24 Maggio 2010

IN COMA DOPO INTERVENTO AL SENO:CONTROLLI CC IN CLINICA/ANSA

CODACONS, UN GIRO DI VITE PER L’ABILITAZIONE DELLE STRUTTURE

(ANSA) – NAPOLI, 24 MAG – E’ sempre in condizioni molto gravi

Annabella Benincasa, la 35enne in coma dopo un intervento di

chirurgia plastica al seno eseguito in una clinica privata

casertana. Brunello Pezza, primario del reparto di rianimazione

dell’Azienda Ospedaliera S.Anna e S.Sebastiano di Caserta, dove

la paziente è stata ricoverata di urgenza sei giorni fa, spiega

che si tratta di coma farmacologico ed ipossia, ovvero mancanza

di ossigenazione del cervello, e di assistenza  con respirazione

ventilata. Continua ad essere assai critico quindi il quadro

clinico della 35enne di Cava dé Tirreni, in provincia di

Salerno, moglie di un elettrauto e madre di una bimba di cinque

anni.
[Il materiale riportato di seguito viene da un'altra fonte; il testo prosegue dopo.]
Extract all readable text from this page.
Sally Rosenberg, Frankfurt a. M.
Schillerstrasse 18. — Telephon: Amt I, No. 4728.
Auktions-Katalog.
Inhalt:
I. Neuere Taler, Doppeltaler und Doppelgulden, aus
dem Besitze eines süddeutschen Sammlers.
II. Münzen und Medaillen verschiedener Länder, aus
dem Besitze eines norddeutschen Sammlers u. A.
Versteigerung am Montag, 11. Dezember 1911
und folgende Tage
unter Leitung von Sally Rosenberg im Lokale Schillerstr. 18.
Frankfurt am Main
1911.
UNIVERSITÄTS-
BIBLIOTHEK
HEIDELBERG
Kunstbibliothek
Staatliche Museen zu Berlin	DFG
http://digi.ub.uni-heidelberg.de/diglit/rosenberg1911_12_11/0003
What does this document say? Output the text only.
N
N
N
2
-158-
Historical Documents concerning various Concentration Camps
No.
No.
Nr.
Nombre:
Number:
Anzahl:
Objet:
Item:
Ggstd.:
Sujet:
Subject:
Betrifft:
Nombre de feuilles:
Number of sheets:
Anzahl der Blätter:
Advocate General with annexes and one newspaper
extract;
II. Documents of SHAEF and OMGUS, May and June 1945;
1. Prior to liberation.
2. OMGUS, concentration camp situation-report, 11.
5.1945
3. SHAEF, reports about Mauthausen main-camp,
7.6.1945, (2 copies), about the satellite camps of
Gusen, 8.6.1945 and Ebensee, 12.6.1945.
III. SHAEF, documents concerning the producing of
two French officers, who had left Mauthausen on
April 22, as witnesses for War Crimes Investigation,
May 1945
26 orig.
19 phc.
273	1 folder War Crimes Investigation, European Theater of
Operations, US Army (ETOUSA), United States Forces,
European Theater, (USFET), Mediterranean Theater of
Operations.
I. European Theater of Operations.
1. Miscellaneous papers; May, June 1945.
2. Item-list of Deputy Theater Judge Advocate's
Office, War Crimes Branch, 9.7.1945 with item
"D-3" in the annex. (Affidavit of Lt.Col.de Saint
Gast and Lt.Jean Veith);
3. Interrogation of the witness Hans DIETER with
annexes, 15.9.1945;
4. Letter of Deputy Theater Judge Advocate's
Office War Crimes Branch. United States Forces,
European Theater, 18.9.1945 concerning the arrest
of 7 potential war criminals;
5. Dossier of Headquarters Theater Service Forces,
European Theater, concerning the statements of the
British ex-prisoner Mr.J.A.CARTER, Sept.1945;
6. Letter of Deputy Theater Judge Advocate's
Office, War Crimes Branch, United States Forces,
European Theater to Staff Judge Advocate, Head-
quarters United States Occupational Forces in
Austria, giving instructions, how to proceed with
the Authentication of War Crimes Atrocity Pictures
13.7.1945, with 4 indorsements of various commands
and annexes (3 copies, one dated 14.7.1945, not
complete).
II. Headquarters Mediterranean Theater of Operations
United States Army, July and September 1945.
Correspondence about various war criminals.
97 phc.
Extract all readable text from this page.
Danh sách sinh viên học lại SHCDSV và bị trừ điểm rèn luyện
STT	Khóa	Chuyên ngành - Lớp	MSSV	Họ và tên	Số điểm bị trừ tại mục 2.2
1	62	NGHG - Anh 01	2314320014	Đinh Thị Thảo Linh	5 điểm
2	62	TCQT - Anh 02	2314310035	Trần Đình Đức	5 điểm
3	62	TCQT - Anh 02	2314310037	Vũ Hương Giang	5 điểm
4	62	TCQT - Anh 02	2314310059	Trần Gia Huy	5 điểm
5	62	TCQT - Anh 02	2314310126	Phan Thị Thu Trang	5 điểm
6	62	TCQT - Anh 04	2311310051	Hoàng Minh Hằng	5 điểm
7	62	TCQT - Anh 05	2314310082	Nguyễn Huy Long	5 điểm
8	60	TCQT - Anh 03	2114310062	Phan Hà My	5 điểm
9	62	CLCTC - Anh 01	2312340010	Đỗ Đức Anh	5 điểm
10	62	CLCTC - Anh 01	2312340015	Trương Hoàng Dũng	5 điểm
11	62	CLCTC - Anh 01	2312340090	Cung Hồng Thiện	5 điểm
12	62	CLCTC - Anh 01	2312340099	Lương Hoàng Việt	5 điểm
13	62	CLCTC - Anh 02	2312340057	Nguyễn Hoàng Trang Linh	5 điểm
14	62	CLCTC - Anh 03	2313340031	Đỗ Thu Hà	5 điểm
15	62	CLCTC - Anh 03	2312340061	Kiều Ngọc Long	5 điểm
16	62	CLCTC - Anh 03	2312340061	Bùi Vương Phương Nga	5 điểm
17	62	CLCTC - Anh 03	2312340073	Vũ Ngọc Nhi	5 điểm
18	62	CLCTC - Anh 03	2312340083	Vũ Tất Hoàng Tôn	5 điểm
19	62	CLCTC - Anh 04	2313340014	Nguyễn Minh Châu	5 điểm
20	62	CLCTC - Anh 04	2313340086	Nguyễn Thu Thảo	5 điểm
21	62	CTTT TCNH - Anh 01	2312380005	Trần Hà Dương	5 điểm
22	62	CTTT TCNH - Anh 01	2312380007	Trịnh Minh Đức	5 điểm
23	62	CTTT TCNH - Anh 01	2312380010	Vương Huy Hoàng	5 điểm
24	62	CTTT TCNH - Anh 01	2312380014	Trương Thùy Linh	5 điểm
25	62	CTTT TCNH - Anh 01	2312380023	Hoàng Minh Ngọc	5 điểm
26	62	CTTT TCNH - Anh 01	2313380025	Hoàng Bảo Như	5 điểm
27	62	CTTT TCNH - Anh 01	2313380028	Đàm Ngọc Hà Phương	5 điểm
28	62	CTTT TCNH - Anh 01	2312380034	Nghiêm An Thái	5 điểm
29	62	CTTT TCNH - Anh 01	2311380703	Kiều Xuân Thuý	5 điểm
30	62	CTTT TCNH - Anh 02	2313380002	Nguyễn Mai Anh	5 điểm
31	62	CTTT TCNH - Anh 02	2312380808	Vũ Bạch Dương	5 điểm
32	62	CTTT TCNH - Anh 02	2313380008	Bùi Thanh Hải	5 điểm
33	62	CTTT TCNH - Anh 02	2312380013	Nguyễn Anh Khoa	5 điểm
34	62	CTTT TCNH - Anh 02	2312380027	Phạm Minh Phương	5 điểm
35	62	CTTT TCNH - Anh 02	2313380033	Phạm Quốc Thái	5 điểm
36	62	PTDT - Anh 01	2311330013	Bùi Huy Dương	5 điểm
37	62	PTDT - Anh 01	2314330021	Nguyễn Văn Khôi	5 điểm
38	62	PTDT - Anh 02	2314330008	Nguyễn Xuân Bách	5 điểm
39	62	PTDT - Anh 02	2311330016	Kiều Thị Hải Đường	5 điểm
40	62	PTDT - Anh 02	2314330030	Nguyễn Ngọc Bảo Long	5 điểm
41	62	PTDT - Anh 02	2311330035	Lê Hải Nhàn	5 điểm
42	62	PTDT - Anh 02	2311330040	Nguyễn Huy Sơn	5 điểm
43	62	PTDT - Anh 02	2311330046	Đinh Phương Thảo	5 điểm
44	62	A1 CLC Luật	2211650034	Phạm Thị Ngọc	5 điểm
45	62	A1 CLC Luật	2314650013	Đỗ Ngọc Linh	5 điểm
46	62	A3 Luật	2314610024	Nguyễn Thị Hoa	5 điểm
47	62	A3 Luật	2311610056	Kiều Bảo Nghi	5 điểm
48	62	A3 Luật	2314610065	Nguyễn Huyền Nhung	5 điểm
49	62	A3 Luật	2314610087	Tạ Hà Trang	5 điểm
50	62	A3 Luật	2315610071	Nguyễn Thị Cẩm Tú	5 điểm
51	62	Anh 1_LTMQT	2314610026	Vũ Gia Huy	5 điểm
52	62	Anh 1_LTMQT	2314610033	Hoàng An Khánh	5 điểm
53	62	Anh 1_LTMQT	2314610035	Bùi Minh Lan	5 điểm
La donna, fu trasferita nell’ospedale casertano poco dopo

un intervento di mastoplastica additiva effettuato senza degenza

in un centro privato di chirurgia estetica ambulatoriale.

reazione.

   Sulla vicenda sono stati avviati accertamenti da parte della

magistratura ordinaria, del ministero della Salute e della

commissione d’inchiesta della Camera dei Deputati sugli errori

in campo sanitario.

   I carabinieri dei Nas oggi hanno eseguito una serie di

controlli nella clinica privata Iatropolis di Caserta dove fu

effettuato l’intervento. I militari – nella doppia veste di

ufficiali di polizia giudiziaria delegati dalla procura di S.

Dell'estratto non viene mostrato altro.